This classic Pumpkin Pie Recipe comes straight off the back of the Libby’s can and is still one of my favorites!
This is THE pie of Thanksgiving for us. My Grandma used this recipe and whipped up not one but THREE pumpkin pies for our gatherings and it’s slowly become one we can’t live without. I specifically remember her making one special pie for my picky little sister who despised the “crust.” Funny enough that was always the one that seemed to be eaten the quickest with everyone reaching for a spoonful.
Of course, pumpkin pie isn’t complete without a huge dollop of of whipped cream or cool whip. And when I say huge I mean probably double the amount of pie. Am I the only person that does this?? Ooooooh OR ice cream. WHY have I never tried ice cream??

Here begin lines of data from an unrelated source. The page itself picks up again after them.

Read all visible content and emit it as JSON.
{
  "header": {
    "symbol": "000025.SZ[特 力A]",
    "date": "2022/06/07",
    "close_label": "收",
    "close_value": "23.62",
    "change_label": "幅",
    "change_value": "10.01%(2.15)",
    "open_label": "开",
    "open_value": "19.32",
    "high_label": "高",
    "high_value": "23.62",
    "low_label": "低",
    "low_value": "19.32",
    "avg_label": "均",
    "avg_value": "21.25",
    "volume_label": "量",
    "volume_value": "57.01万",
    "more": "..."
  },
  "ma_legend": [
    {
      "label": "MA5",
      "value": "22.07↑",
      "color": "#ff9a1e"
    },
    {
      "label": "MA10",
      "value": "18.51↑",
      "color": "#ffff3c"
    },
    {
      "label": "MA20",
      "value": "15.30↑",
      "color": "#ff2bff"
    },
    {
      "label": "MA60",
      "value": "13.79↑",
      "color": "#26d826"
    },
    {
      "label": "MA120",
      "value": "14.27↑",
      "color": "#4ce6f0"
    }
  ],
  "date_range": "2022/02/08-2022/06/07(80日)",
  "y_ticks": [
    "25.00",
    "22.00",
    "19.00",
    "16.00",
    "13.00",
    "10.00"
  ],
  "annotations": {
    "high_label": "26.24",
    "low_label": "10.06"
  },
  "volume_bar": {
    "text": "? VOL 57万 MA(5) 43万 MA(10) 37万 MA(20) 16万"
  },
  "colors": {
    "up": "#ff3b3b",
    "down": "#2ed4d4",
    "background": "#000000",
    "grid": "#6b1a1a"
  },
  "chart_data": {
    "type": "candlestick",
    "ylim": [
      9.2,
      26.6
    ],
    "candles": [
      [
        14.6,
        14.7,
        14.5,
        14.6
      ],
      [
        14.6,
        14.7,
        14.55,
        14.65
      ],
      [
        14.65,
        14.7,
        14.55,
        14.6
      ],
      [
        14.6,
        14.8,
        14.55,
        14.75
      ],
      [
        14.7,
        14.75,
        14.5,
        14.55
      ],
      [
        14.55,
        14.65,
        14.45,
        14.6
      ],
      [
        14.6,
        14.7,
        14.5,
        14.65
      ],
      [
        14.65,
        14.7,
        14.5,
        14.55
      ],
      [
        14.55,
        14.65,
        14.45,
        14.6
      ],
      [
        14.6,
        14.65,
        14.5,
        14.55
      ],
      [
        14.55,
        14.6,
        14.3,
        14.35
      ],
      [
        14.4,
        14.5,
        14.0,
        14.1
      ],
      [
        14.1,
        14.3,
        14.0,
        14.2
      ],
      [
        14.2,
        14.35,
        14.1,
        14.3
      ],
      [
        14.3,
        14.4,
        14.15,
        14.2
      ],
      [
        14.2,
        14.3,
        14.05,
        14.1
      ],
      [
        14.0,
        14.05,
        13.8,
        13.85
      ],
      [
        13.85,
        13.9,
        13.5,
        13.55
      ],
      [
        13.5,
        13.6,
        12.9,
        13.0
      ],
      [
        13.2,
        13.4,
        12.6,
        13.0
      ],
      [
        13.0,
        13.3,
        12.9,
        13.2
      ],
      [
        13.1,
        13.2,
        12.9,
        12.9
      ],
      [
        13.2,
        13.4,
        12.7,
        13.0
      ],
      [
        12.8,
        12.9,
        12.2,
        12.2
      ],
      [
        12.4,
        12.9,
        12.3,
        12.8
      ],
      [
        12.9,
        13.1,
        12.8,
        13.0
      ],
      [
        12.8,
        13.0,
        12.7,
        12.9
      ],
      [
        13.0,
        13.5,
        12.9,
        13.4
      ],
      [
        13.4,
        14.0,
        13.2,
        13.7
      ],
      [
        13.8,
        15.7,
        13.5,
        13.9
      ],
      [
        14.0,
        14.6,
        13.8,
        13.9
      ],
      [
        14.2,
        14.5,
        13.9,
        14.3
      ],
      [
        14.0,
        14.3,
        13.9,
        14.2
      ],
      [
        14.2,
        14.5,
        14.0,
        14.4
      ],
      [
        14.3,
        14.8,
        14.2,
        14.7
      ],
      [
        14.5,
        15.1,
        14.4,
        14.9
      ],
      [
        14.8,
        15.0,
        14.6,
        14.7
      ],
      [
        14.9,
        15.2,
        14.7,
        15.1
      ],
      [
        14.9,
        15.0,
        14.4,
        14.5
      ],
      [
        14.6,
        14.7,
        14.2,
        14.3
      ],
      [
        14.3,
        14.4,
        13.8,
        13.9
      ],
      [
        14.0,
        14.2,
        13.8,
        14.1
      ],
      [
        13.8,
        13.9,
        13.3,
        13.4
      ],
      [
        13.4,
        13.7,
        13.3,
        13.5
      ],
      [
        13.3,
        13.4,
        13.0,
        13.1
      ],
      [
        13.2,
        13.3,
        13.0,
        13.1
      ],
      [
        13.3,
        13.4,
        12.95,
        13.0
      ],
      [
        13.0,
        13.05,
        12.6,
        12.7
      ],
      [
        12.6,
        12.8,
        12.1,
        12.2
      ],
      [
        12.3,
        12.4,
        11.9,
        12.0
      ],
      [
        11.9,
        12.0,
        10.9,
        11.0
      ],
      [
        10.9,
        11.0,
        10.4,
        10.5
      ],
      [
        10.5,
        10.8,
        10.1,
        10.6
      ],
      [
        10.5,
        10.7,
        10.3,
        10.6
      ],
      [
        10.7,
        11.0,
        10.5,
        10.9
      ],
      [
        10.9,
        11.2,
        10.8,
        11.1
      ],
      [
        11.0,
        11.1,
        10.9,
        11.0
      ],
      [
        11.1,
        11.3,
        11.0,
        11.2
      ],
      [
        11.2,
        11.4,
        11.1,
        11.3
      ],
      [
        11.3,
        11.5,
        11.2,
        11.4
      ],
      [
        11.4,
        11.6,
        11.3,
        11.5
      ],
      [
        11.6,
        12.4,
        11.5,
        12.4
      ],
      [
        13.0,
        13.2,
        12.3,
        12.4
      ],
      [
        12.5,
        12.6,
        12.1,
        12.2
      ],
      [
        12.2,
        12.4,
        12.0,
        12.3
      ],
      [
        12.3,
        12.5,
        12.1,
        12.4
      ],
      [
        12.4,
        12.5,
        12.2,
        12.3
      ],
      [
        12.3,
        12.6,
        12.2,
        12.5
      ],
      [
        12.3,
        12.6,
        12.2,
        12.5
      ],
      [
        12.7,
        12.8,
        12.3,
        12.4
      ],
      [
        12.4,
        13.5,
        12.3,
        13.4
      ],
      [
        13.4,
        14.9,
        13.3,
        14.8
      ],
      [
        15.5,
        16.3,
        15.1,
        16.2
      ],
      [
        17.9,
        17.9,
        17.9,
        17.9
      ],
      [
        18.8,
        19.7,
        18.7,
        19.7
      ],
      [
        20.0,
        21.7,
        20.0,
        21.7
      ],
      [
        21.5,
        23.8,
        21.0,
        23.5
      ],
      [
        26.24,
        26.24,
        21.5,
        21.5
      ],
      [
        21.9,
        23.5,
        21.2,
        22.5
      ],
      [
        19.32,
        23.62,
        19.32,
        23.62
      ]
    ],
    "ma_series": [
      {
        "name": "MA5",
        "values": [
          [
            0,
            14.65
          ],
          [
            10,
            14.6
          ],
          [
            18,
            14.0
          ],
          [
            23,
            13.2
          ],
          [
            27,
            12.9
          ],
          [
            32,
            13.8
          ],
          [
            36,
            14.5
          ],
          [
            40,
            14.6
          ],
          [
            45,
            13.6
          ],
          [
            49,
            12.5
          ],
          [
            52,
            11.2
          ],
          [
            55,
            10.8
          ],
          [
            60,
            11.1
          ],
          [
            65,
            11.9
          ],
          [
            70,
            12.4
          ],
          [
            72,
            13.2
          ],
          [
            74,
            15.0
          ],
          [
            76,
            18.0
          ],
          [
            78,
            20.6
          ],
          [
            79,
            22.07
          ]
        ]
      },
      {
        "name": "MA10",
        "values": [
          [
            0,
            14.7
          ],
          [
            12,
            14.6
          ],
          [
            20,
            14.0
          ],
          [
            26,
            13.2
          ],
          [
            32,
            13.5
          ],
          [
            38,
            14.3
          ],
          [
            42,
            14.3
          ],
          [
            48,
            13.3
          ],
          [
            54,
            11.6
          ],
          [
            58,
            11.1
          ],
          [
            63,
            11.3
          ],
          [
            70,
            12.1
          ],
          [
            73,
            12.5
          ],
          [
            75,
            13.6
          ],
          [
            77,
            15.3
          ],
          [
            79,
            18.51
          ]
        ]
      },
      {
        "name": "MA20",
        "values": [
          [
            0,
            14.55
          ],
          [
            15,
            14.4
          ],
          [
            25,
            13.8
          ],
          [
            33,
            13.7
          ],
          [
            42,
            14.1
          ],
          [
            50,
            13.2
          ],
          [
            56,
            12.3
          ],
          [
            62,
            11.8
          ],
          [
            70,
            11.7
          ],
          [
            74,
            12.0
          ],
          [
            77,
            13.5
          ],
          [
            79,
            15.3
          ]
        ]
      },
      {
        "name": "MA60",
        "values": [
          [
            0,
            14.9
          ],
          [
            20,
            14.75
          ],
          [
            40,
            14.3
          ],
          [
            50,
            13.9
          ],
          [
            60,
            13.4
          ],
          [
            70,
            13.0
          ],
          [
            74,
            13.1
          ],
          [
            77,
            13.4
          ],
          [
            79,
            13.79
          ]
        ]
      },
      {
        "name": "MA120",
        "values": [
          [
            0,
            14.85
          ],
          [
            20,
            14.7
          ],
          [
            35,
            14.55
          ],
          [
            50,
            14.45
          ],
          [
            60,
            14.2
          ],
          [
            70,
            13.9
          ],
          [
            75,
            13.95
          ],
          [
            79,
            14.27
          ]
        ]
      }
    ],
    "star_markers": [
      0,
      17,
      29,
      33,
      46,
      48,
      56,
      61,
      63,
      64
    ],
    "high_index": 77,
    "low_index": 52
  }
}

Regardless of how you eat it you’re sure to love this simple and delicious treat.
- 3/4 cup sugar
- 1 teaspoon cinnamon
- 1/2 teaspoon salt
- 1/2 teaspoon ground ginger
- 1/4 teaspoon ground cloves
- 2 large eggs
- 1 can (15 oz.) Pumpkin Puree (not pumpkin pie filling)
- 1 can (12 fl. oz.) Evaporated Milk
- 1 slightly baked 9-inch pie shell
- Whipped cream (optional)
- Preheat your oven to 425 degrees.
- Whisk together the sugar, cinnamon, salt, ginger, and cloves. Slowly stir in the eggs and pumpkin. Add the evaporated milk and mix until full combined.
- Pour into your pie shell and bake for 15 minutes. Reduce the heat to 350 and continue to bake for 45 additional minutes. Cool and serve with whipped cream.